To test whether Msp1 facilitates the degradation of mislocalized Gos1, we used the GAL1 promoter‐based transcriptional shut‐off system to test its half‐life. Overexpression of Gos1 from the GAL1 promoter leads to its mislocalization to the mitochondria of the get3Δ mutant (T = 0 min, Fig 5D). The time‐course of Gos1 degradation in the get3Δ mutant expressing dominant‐negative Msp1E193Q is significantly slower than the get3Δ mutant, which expresses endogenous wild‐type Msp1 (Fig 5C). We also visualized the localization of GFP‐Gos1 throughout the time course. We observed that mitochondrial Gos1 was degraded faster in the get4Δ mutant compared to the strain expressing Msp1E193Q, which still retained significant mitochondrial Gos1 after 180 min (Fig 5D).
To further address whether misaccumulation of Gos1 contributes to the mitochondrial damage in the get3Δ msp1Δ mutant, we attempted to delete GOS1 and test for rescue of the growth phenotype. Unfortunately, loss of Gos1 in our W303‐1a strain background causes lethality (Supplementary Fig S5B). Instead, we reasoned that overexpression of Gos1 might overload mitochondria and exacerbate the growth phenotype caused by loss of Msp1 and/or the GET system. As shown in Fig 5E, overexpression of Gos1 either caused or exacerbated growth phenotypes in get1Δ, get2Δ, and get3Δ single mutants. The double mutants containing those deletions combined with an msp1Δ mutation already exhibited such severe growth defects that Gos1 had no additional consequence. However, the get4Δ msp1Δ, get5Δ msp1Δ, and msp1Δ sgt2Δ double mutants, which maintained much more mitochondrial function (See Fig 2), were markedly impaired by Gos1 overexpression, particularly in glycerol growth (Fig 5E). The effect of Gos1 overexpression is specific as overexpression of Sbh1, an endoplasmic reticulum TA protein that does not mislocalize to mitochondria, did not exacerbate the growth phenotypes (Supplementary Fig S5C) (Schuldiner et al, 2008).

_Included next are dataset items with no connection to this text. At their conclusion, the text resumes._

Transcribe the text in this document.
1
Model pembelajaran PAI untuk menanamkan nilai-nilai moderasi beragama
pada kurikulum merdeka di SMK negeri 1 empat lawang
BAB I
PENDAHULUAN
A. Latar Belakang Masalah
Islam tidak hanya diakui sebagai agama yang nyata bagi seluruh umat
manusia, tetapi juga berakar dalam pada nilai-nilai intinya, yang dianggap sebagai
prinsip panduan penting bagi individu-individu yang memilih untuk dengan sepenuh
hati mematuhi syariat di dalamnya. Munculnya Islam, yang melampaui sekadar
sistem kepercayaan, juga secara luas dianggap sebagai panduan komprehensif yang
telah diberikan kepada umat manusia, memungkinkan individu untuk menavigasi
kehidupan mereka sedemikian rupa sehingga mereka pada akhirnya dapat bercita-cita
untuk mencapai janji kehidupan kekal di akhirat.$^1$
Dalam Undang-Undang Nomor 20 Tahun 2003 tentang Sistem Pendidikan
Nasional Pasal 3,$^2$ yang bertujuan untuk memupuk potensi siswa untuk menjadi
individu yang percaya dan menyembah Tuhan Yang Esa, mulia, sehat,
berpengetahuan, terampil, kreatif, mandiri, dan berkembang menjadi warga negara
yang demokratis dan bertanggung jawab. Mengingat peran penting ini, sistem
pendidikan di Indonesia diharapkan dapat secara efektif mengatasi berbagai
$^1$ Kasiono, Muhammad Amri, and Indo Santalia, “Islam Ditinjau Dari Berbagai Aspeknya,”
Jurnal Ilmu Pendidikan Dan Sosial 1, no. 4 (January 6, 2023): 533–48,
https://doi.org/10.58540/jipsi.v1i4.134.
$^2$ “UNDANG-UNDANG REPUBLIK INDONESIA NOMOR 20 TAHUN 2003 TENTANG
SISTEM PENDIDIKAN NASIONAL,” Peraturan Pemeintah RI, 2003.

In addition to Gos1, we also observed that Tom5, a native mitochondrial TA protein, was strongly purified by Msp1E193Q in the wild‐type and the get3Δ mutant strain (Supplementary Table S1). This observation raised the possibility that Msp1 might not only bind to non‐native, mislocalized mitochondrial TA proteins but also to native proteins. To test this hypothesis, we tagged Tom5 and all other mitochondrial TA proteins, Tom6, Tom7, Tom22, Fis1, Gem, and Fmp32 with a GFP at their N‐termini and performed co‐immunoprecipitation experiments (Supplementary Fig S6A). We observed no interaction between Tom5, Tom6, Fis1, Gem1, or Fmp32 and either wild‐type Msp1 or the Msp1E193Q mutant. Tom7 and Tom22 showed an interaction, but it was with both the wild‐type and mutant Msp1 protein. More importantly, we observed no significant delay in the rate of degradation of any of these native mitochondrial TA proteins in the msp1Δ mutant (Supplementary Fig S6B). Furthermore, overexpression of TOM5, TOM6, or TOM7 did not exacerbate the growth phenotype of the msp1Δ mutant strain (Supplementary Fig S6C). Therefore, it appears that none of the native mitochondrial TA proteins are efficient substrates of Msp1, at least in the conditions in which we conducted these experiments.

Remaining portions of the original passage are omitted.